Jean Wilson: Yeah, I know that the CDC does do some recommendations around negative pressure rooms and certainly I know that there are standards out now for negative pressure rooms. I can't really comment on which is better other than I agree with you. I think that the ante room is useful. We've been running into all kinds of engineering issues in our facility Functional issues, you know, you can't see the patient because you don't want to use the negative pressure room for negative pressure. How do you turn it off. If you turn it off, does it impact other rooms? All of these are engineering questions that I think we're going to end up struggling with and I know our infection control practitioners really work closely with the engineers to try to grapple with. And it really does come down to cost and space and availability as well.

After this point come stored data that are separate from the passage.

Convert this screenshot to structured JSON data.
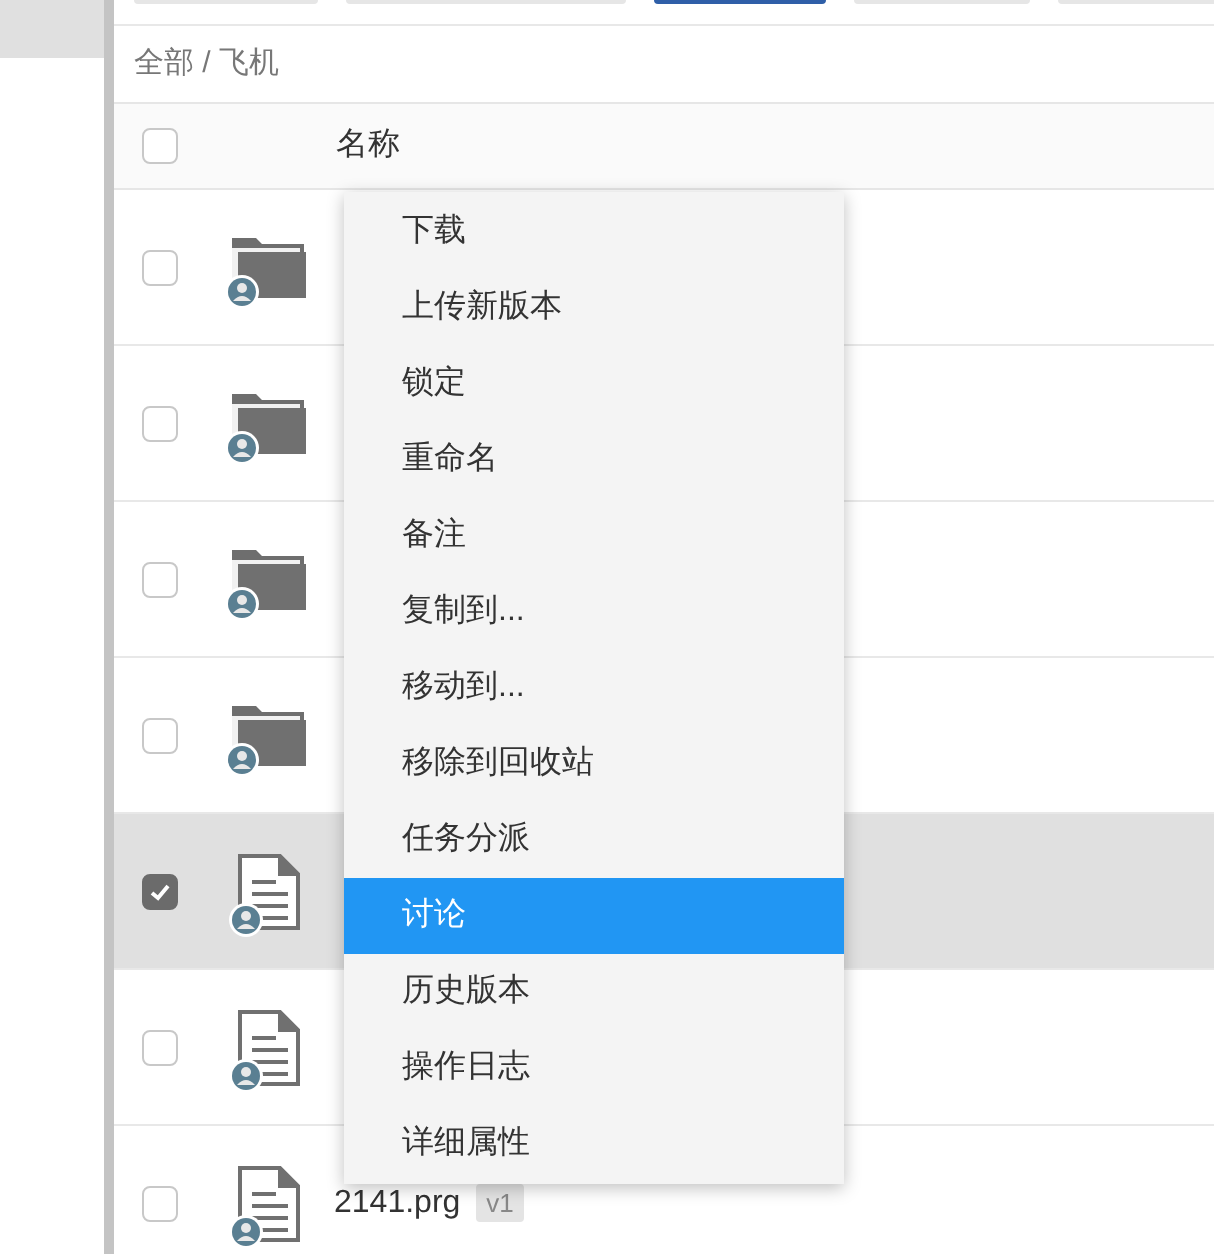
{
  "toolbar": [
    {
      "selected": false
    },
    {
      "selected": false
    },
    {
      "selected": true
    },
    {
      "selected": false
    },
    {
      "selected": false
    }
  ],
  "breadcrumb": "全部 / 飞机",
  "table": {
    "header": {
      "checked": false,
      "name": "名称"
    },
    "rows": [
      {
        "kind": "folder",
        "checked": false,
        "selected": false
      },
      {
        "kind": "folder",
        "checked": false,
        "selected": false
      },
      {
        "kind": "folder",
        "checked": false,
        "selected": false
      },
      {
        "kind": "folder",
        "checked": false,
        "selected": false
      },
      {
        "kind": "file",
        "checked": true,
        "selected": true
      },
      {
        "kind": "file",
        "checked": false,
        "selected": false
      },
      {
        "kind": "file",
        "checked": false,
        "selected": false,
        "name": "2141.prg",
        "version": "v1"
      }
    ]
  },
  "context_menu": [
    {
      "label": "下载",
      "selected": false
    },
    {
      "label": "上传新版本",
      "selected": false
    },
    {
      "label": "锁定",
      "selected": false
    },
    {
      "label": "重命名",
      "selected": false
    },
    {
      "label": "备注",
      "selected": false
    },
    {
      "label": "复制到...",
      "selected": false
    },
    {
      "label": "移动到...",
      "selected": false
    },
    {
      "label": "移除到回收站",
      "selected": false
    },
    {
      "label": "任务分派",
      "selected": false
    },
    {
      "label": "讨论",
      "selected": true
    },
    {
      "label": "历史版本",
      "selected": false
    },
    {
      "label": "操作日志",
      "selected": false
    },
    {
      "label": "详细属性",
      "selected": false
    }
  ]
}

So all of those factors have to be taken into consideration unfortunately.

Francis Esmond: Thanks for your comment.

Peggy Swerhun: Julie, how many more questions do we have?

Operator: We have one more person queued up.

Peggy Swerhun: Okay, that will be it then, thank you.

Operator: Okay, thank you. The next question is from the location of Susan Grant from Almonte General Hospital. Please go ahead.

Susan Grant: Hello. Our hospital policy is that we do a two step test on all new employees and that's regardless of the thirty-five year age limit. Now we don't do it for serial testing, we use it as a base line. Is that satisfactory or should I discontinue doing that for anyone younger than thirty-five?

Jean Wilson: Oh okay, I'm sorry, I probably have confused the issue a little bit here so I'll just go back over that. It should be just baseline. In order to give you a true baseline, the two step needs to happen at baseline. After that, if you're doing serial testing on a yearly basis, you only need to do one skin test at that point and the thirty-five cut off was associated with isoniazid. If you're going to take preventative treatment, it used to be that you didn't take preventative treatment if you were thirty-five years of age or over and that was a standard in the Canadian tuberculosis guideline. That's no longer the case, especially if you've been exposed to an active case. We are recommending isoniazid to all health care professionals who are skin test positive. Does that help?

Susan Grant: Yes, thank you.

Operator: At this time we have no more questions registered. I would like to turn the meeting back over to you Ms. Swerhun.

Peggy Swerhun: Thank you. Jean Thank you for taking the time out from your busy schedule to speak to us today. I'm sure we all agree how informative it was. Thank you once again. And finally before we end I would like to remind you about our next teleconference. It will take place on the June the 24th [subsequently rescheduled to September 9] at 1:30. We will be presenting "How Safe are your Needles?" The speaker will be Carol Goldman from Sick Children's Hospital in Toronto. Please check our web site, osach.ca for details or contact the Ontario Safety Association for Community and Healthcare at 416-250-7444. Thank you very much. This concludes our presentation for today.